385		The value of 'dwarf' is effective only if perf detect needed library
386		(libunwind or a recent version of libdw).
387		'lbr' only work for cpus that support it.
388
389	call-graph.dump-size::
390		The size of stack to dump in order to do post-unwinding. Default is 8192 (byte).
391		When using dwarf into record-mode, the default size will be used if omitted.
392
393	call-graph.print-type::
394		The print-types can be graph (graph absolute), fractal (graph relative),
395		flat and folded. This option controls a way to show overhead for each callchain
396		entry. Suppose a following example.
397
398                Overhead  Symbols
399                ........  .......
400                  40.00%  foo
401                          |
402                          ---foo
403                             |
404                             |--50.00%--bar
405                             |          main
406                             |
407                              --50.00%--baz
408                                        main
409
410		This output is a 'fractal' format.

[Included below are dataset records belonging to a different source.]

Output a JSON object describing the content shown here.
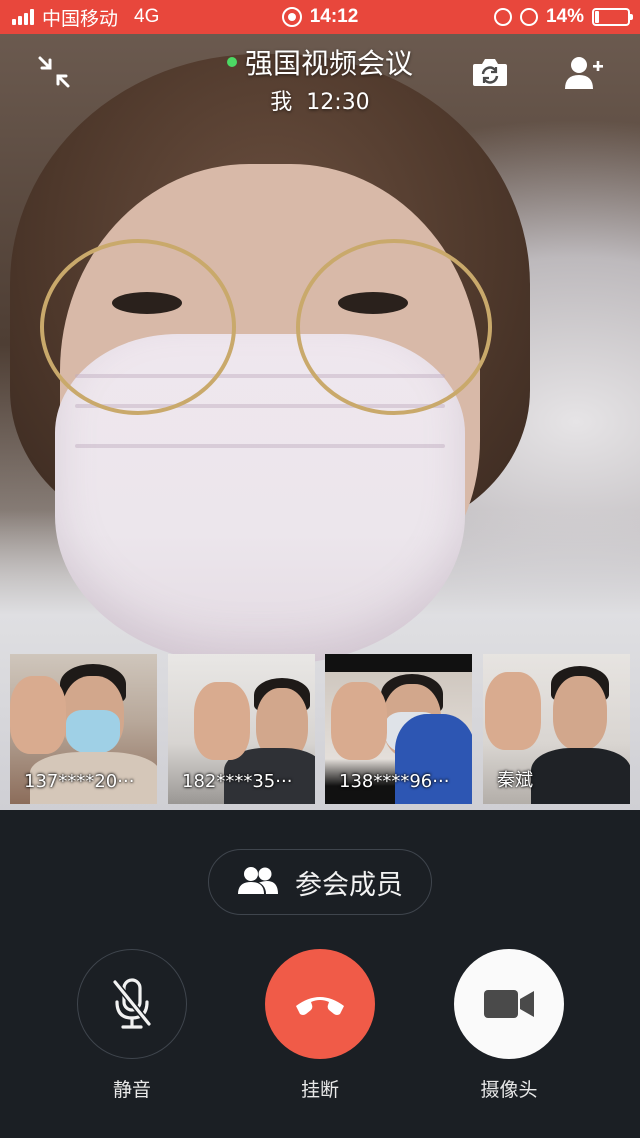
{
  "status_bar": {
    "carrier": "中国移动",
    "network": "4G",
    "time": "14:12",
    "battery": "14%",
    "battery_level": 0.14
  },
  "header": {
    "title": "强国视频会议",
    "subtitle": "我  12:30",
    "icons": [
      "minimize-icon",
      "switch-camera-icon",
      "add-participant-icon"
    ]
  },
  "participants": [
    {
      "label": "137****20···"
    },
    {
      "label": "182****35···"
    },
    {
      "label": "138****96···"
    },
    {
      "label": "秦斌"
    }
  ],
  "controls": {
    "members_label": "参会成员",
    "mute_label": "静音",
    "hangup_label": "挂断",
    "camera_label": "摄像头"
  },
  "colors": {
    "status_bar": "#e8473c",
    "panel": "#1b1f24",
    "hangup": "#f05b48",
    "online_dot": "#4cd964"
  }
}
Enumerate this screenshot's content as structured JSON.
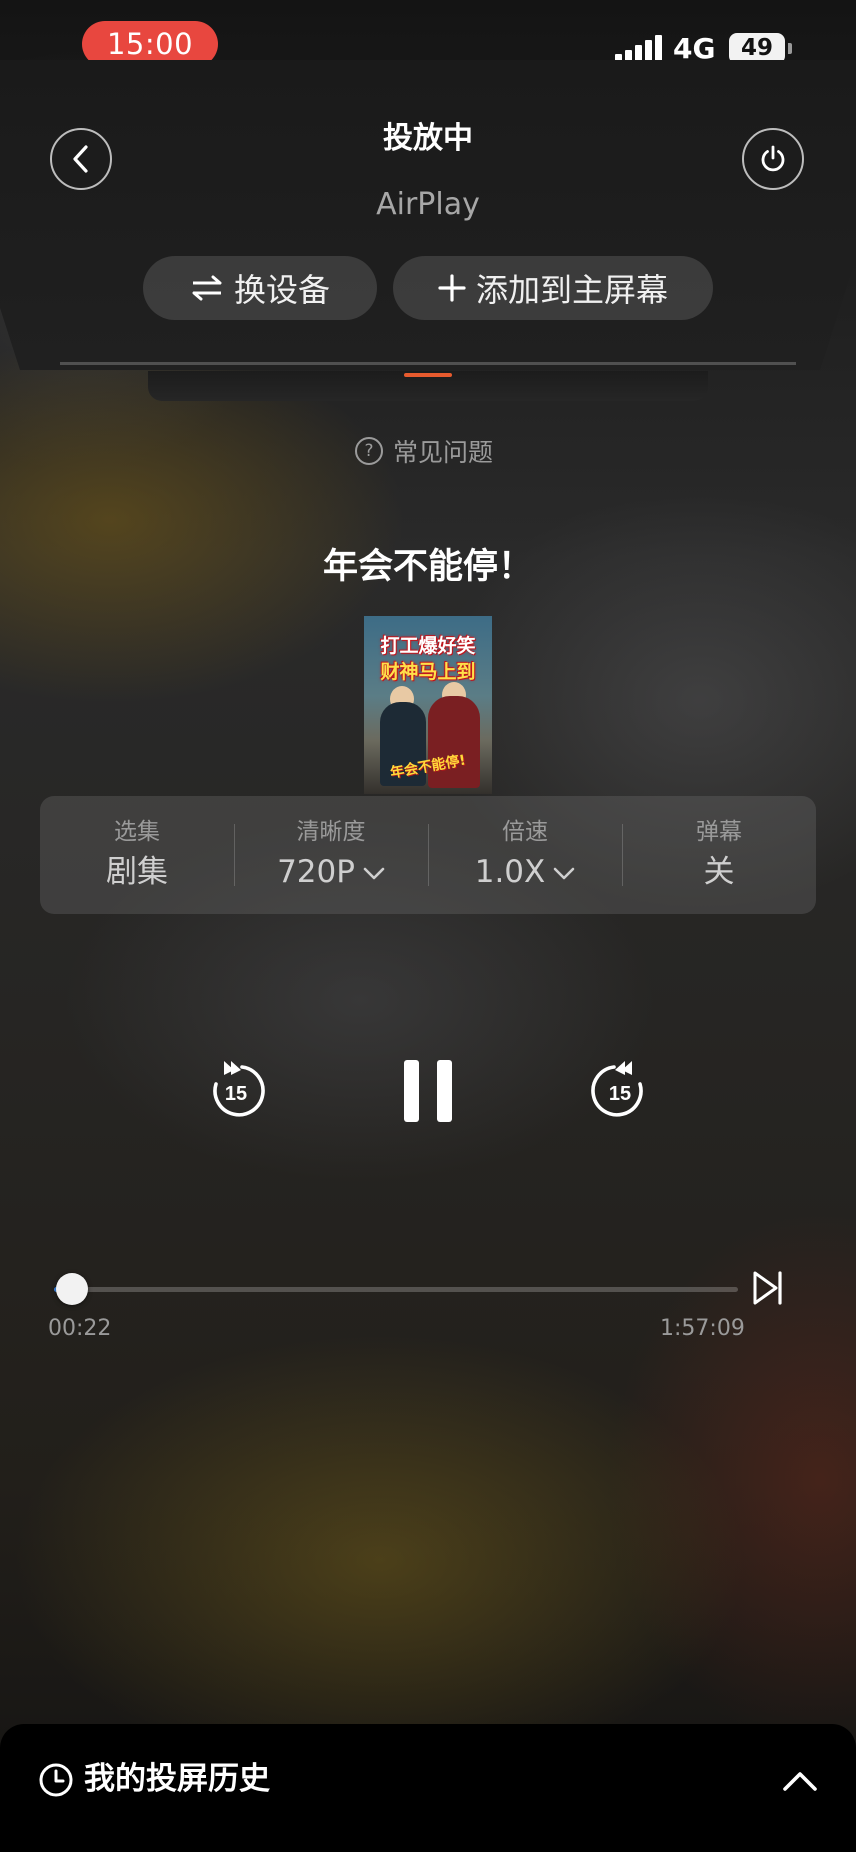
{
  "status_bar": {
    "time": "15:00",
    "network": "4G",
    "battery": "49"
  },
  "header": {
    "title": "投放中",
    "subtitle": "AirPlay",
    "switch_device_label": "换设备",
    "add_home_label": "添加到主屏幕",
    "faq_label": "常见问题",
    "faq_icon_glyph": "?"
  },
  "video": {
    "title": "年会不能停！",
    "poster_text": {
      "line1": "打工爆好笑",
      "line2": "财神马上到",
      "logo": "年会不能停!"
    }
  },
  "settings": [
    {
      "label": "选集",
      "value": "剧集",
      "has_dropdown": false
    },
    {
      "label": "清晰度",
      "value": "720P",
      "has_dropdown": true
    },
    {
      "label": "倍速",
      "value": "1.0X",
      "has_dropdown": true
    },
    {
      "label": "弹幕",
      "value": "关",
      "has_dropdown": false
    }
  ],
  "controls": {
    "rewind_seconds": "15",
    "forward_seconds": "15",
    "state": "playing"
  },
  "progress": {
    "current": "00:22",
    "total": "1:57:09",
    "fraction": 0.0031
  },
  "history": {
    "label": "我的投屏历史"
  },
  "colors": {
    "time_pill": "#e8473f",
    "progress_fill": "#3a8bf2",
    "tv_led": "#e85b2e"
  },
  "icons": {
    "back": "chevron-left-icon",
    "power": "power-icon",
    "switch": "swap-arrows-icon",
    "add": "plus-icon",
    "faq": "question-circle-icon",
    "rewind": "rewind-15-icon",
    "pause": "pause-icon",
    "forward": "forward-15-icon",
    "next": "skip-next-icon",
    "history": "clock-icon",
    "expand": "chevron-up-icon"
  }
}
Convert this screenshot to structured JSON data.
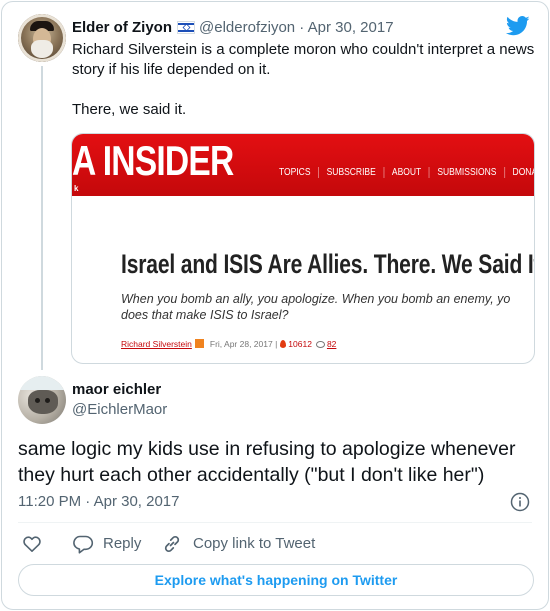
{
  "parent_tweet": {
    "author_name": "Elder of Ziyon",
    "flag": "israel-flag",
    "handle": "@elderofziyon",
    "separator": "·",
    "date": "Apr 30, 2017",
    "text_lines": [
      "Richard Silverstein is a complete moron who couldn't interpret a news story if his life depended on it.",
      "There, we said it."
    ],
    "embedded_image": {
      "banner_logo": "A INSIDER",
      "banner_mini": "k",
      "nav": [
        "TOPICS",
        "SUBSCRIBE",
        "ABOUT",
        "SUBMISSIONS",
        "DONAT"
      ],
      "headline": "Israel and ISIS Are Allies. There. We Said It.",
      "subhead_lines": [
        "When you bomb an ally, you apologize. When you bomb an enemy, yo",
        "does that make ISIS to Israel?"
      ],
      "author": "Richard Silverstein",
      "date": "Fri, Apr 28, 2017 |",
      "views": "10612",
      "comments": "82"
    }
  },
  "main_tweet": {
    "author_name": "maor eichler",
    "handle": "@EichlerMaor",
    "text": "same logic my kids use in refusing to apologize whenever they hurt each other accidentally (\"but I don't like her\")",
    "timestamp": "11:20 PM · Apr 30, 2017"
  },
  "actions": {
    "reply_label": "Reply",
    "copy_label": "Copy link to Tweet"
  },
  "explore_label": "Explore what's happening on Twitter",
  "colors": {
    "twitter_blue": "#1d9bf0",
    "text": "#0f1419",
    "secondary": "#536471",
    "border": "#cfd9de",
    "banner_red": "#d10a0d"
  }
}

The 'foo' came from 'bar' and 'baz' exactly
411		half and half so 'fractal' shows 50.00% for each
412		(meaning that it assumes 100% total overhead of 'foo').
413
414		The 'graph' uses absolute overhead value of 'foo' as total so each of
415		'bar' and 'baz' callchain will have 20.00% of overhead.
416		If 'flat' is used, single column and linear exposure of call chains.
417		'folded' mean call chains are displayed in a line, separated by semicolons.
418
419	call-graph.order::
420		This option controls print order of callchains. The default is
421		'callee' which means callee is printed at top and then followed by its
422		caller and so on. The 'caller' prints it in reverse order.
423
424		If this option is not set and report.children or top.children is
425		set to true (or the equivalent command line option is given),
426		the default value of this option is changed to 'caller' for the
427		execution of 'perf report' or 'perf top'. Other commands will
428		still default to 'callee'.
429
430	call-graph.sort-key::
431		The callchains are merged if they contain same information.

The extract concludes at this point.